Skillet Pizza Chicken
All the flavors of everyone's favorite food, in a healthy, 1-pan chicken dish that is sure to be a family hit. Enjoy it over pasta, quinoa, spread onto pizza or even just with a simple green salad.
- 1 teaspoon freshly minced rosemary can omit
- 1 teaspoon dried oregano
- 1 1/2 teaspoons dried basil
- 1/4 teaspoon black pepper
- 1 1/4 teaspoons sea salt plus more to taste
- 1 cup full-fat or light canned coconut milk
- 15 ounce can diced tomatoes
- 1/4 cup tomato paste
- 2 tablespoons coconut sugar sub honey or maple syrup
- 1 tablespoon low-sodium Tamari sub soy sauce
- 1 cup low-sodium chicken stock
- 1 cup yellow onion approximately 1 medium-large onion
- 5 cloves garlic
- 2 lbs boneless skinless chicken breasts
- 1 tablespoon olive oil
- 1 tablespoon butter sub olive oil
- 1 tablespoon arrowroot or corn starch
- pepperoni slices, mozzarella, fresh basil, red pepper flakes optional toppings
- In a small mixing bowl, whisk together rosemary, oregano, basil, 1 teaspoon of sea salt and black pepper. Set aside.
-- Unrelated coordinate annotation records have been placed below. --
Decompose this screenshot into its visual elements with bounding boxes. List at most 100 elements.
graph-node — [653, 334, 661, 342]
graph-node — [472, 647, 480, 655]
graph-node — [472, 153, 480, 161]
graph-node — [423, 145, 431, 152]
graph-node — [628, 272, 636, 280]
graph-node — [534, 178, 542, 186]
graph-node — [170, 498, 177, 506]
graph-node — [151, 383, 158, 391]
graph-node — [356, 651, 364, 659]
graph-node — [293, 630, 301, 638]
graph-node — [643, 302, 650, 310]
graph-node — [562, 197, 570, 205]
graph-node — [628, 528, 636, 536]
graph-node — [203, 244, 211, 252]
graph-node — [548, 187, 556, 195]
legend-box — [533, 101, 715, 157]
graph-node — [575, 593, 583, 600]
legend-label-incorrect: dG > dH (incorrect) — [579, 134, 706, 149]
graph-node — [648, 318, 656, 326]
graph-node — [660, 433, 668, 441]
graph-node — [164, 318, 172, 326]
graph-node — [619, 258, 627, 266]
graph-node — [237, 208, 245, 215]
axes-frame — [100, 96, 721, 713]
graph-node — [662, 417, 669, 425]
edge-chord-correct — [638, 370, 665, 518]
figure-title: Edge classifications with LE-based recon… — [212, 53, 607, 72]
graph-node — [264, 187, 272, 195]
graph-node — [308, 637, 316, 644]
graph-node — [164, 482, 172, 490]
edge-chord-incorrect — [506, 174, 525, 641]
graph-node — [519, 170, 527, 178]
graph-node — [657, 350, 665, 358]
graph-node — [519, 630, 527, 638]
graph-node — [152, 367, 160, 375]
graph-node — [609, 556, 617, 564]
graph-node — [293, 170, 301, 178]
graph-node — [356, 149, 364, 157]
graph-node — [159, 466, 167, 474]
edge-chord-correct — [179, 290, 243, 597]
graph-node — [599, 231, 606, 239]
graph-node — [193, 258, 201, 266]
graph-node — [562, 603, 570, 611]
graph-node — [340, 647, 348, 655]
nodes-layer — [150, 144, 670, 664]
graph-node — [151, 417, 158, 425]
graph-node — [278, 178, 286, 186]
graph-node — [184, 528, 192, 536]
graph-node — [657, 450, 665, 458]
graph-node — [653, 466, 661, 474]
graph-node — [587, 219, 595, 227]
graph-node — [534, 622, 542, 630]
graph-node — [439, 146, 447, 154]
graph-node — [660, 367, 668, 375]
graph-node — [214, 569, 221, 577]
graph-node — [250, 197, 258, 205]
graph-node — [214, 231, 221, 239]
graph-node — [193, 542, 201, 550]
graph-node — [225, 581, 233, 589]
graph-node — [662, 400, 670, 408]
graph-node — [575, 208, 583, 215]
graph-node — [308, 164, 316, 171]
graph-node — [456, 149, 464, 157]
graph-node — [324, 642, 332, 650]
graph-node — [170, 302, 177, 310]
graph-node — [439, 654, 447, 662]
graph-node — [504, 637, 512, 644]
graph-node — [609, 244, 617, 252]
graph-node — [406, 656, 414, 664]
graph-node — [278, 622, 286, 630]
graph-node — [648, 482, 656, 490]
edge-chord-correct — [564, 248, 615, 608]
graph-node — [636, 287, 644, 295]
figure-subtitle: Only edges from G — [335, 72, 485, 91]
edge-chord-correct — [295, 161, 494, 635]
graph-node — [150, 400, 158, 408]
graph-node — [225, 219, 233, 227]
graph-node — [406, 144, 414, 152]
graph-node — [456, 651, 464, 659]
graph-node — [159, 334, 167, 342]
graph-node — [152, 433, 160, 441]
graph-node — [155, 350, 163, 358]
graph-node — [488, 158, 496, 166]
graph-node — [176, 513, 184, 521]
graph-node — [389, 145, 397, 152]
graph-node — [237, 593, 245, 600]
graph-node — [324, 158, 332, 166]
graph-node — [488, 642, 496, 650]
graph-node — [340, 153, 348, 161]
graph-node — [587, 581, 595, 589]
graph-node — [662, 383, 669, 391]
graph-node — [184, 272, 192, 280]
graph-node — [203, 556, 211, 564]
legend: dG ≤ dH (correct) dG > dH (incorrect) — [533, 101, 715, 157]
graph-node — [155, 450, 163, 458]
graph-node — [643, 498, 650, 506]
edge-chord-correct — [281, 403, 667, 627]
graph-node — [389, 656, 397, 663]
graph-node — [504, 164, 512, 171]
- In a large mixing bowl, whisk together coconut milk, diced tomatoes, tomato paste, coconut sugar, tamari and chicken stock. Set aside.
- Dice onion and garlic and set aside, keeping separate.
- Trim chicken breasts of excess fat and slice into 1 inch thick strips. Place slices on a piece of saran wrap or aluminum foil near your stove, along with a dish towel and a baking sheet or large heat-proof bowl.
- Heat a large skillet (something with sides that are at least a few inches high) to medium-high heat and add olive oil and butter (or all oil). When fat is bubbling, add half of your chicken strips to the pan, leaving a little space between each. Sprinkle strips with a pinch of salt. If you have a ventilator on your stove, turn it out.
- Allow chicken to cook without stirring 3-4 minutes. Use dish towel to clean up any spatters of fat. Adjust heat slightly if it seems too "spattery". Chicken will let you know it's ready to be flipped when it no longer sticks to the pan. It should be golden brown underneath.
- Flip chicken and cook another minute (it's ok if this side isn't golden), then add strips to the baking sheet or plate you've set aside. Repeat cooking/seasoning process with remaining chicken strips and add those to the sheet/plate as well.
- Turn heat to medium-low and add onion and a splash of water. Use a wooden spoon or spatula to scrape up any of the brown bits on the pan. Cook onions, stirring, until softened and translucent (3-4 minutes). Add garlic, spice mixture and another splash of water and cook, stirring constantly, another 30 seconds.
- Add chicken back into pan in an even layer, then carefully pour tomato/stock mixture into the pan. It should fill almost completely up, but not enough to splash over the side. Gently stir to mix everything together (it's ok if it's not totally mixed, it will be easier in a few minutes).
- Turn heat up a little to medium and bring to a "loud" simmer (between a simmer and a boil). Cook for 25-30 minutes, stirring every few minutes, until liquid/sauce has thickened and reduced by 1/3. Turn oven to broil setting.
- In a small bowl, whisk arrowroot or cornstarch and 1 tablespoon water until dissolved. Pour into sauce (try not to pour right on chicken) and stir to incorporate. Sauce should thicken even more in about a minute.
- Remove skillet from heat and top with pepperoni and cheese, if using. Place under broiler for 1-2 minutes, watching, until cheese is bubbling. Serve immediately (be careful though, it's hot!) with fresh basil and red pepper flakes, if using.